The problem is once you start your career in academia it is very difficult to transition later to PP, while it is very easy to go from PP to academia if you want to.
So, unless you are 100% sure that you want to be in academia for the rest of your life I think you should start your career in PP then go back to academic anesthesia after a few years if that's what makes you happy.
 
Here is the deal:
In academia there is more prestige and less money, so if you like the relative prestige and are willing to accept less money to get it then you belong in academia.
The problem is once you start your career in academia it is very difficult to transition later to PP, while it is very easy to go from PP to academia if you want to.
So, unless you are 100% sure that you want to be in academia for the rest of your life I think you should start your career in PP then go back to academic anesthesia after a few years if that's what makes you happy.

I think you're completely wrong. Maybe some people do academics for prestige, but to claim that is the motive for doing academics is short sighted and frankly insulting. Money isn't the only thing in the world. Some people value advancing their field through a variety of research, clinical and non clinical. Some people value teaching others their practice. Some value doing challenging cases that the PP hospitals ship to the academic centers (because they can't provide the service, aren't willing to take do something high risk, or just want to dump a non paying patient).

Plenty of people go from academics to PP just fine. Academic attendings don't always have a limited practice and many centers they'll do a variety of cases. Volume counts for proficiency but one can certainly catch up.

I think the inverse is true. PP going to academics is very difficult to be have a productive career. Many research projects are started early in a career and takes years to develop. Most of the people I have worked with who have done PP then switched just do clinical work and have no hope for advancement.

Plankton, you bring an interesting perspective to these forums but you should be a little more appreciative to those who taught you to be a physician and an anesthesiologist.
 
H
The problem is once you start your career in academia it is very difficult to transition later to PP, while it is very easy to go from PP to academia if you want to.
.
why would you say that?
 
Ill sum it up for you all by ralph waldo emerson


As to methods there may be a million and then some, but principles are few. The man who grasps principles can successfully choose his own methods. The man who tries methods, ignoring principles is sure to have trouble. Ralph Waldo Emerson.

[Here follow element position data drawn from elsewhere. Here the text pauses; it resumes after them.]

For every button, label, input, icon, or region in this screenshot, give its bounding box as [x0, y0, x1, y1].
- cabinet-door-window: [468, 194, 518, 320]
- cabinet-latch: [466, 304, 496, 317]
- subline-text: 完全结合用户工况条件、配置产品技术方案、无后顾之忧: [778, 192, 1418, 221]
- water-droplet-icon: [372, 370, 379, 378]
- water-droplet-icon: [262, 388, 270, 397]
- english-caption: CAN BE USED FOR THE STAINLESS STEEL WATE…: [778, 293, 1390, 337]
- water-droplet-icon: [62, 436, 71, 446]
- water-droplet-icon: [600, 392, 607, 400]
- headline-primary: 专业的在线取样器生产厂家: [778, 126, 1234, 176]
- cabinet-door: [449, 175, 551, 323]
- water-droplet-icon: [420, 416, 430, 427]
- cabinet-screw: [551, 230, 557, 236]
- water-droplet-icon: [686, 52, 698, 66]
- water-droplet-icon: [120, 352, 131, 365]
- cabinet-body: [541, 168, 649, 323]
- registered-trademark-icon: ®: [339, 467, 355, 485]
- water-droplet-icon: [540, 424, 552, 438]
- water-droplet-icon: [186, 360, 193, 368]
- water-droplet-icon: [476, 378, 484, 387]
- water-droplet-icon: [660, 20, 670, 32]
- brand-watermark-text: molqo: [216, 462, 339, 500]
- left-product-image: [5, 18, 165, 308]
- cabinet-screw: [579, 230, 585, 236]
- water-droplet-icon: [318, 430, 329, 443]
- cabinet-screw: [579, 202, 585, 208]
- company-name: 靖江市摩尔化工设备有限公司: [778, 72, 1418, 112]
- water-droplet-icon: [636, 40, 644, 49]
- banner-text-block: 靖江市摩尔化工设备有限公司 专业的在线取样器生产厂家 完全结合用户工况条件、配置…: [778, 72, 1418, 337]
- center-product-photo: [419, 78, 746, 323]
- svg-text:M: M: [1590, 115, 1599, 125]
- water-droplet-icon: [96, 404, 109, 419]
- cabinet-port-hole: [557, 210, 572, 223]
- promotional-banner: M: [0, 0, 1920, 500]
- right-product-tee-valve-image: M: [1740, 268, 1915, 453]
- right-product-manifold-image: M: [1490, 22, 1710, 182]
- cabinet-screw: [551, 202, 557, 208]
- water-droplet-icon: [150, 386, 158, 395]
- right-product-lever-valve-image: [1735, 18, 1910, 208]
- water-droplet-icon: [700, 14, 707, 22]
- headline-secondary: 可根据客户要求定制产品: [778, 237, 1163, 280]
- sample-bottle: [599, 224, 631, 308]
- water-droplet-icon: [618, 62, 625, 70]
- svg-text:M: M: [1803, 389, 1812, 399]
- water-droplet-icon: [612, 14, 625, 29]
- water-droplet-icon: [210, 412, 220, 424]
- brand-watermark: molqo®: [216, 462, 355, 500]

Basically, lay off of your attendings. they are trying to teach you. SOme are pains in the necks sure. but someone has to point things out to you. Just keep the main principles in mind. When I was supervising I cant tell you how many anesthetists lost the forest for the trees. The couldnt see the forest because they never had the core principles of the specialty down pat. And once they are practicing you can no longer train them to see the forest. I dont know why but you cant.
 
Is there something in the SDN anesthesia forum that parallels Godwin's law in other forums? I think I will dub it the 'Armygas law' if it has not previously been named, and it goes as follows: as the length of a thread approaches infinity, the probability that said thread will degenerate into a CRNA v. Anesthesiologist pissing match approaches 1. In practical terms, as soon as thread has more than 25 posts, the probability of a pissing match approaches 1.

And now, back to the pissing match at hand.

:laugh::laugh::laugh::laugh::laugh: That was great.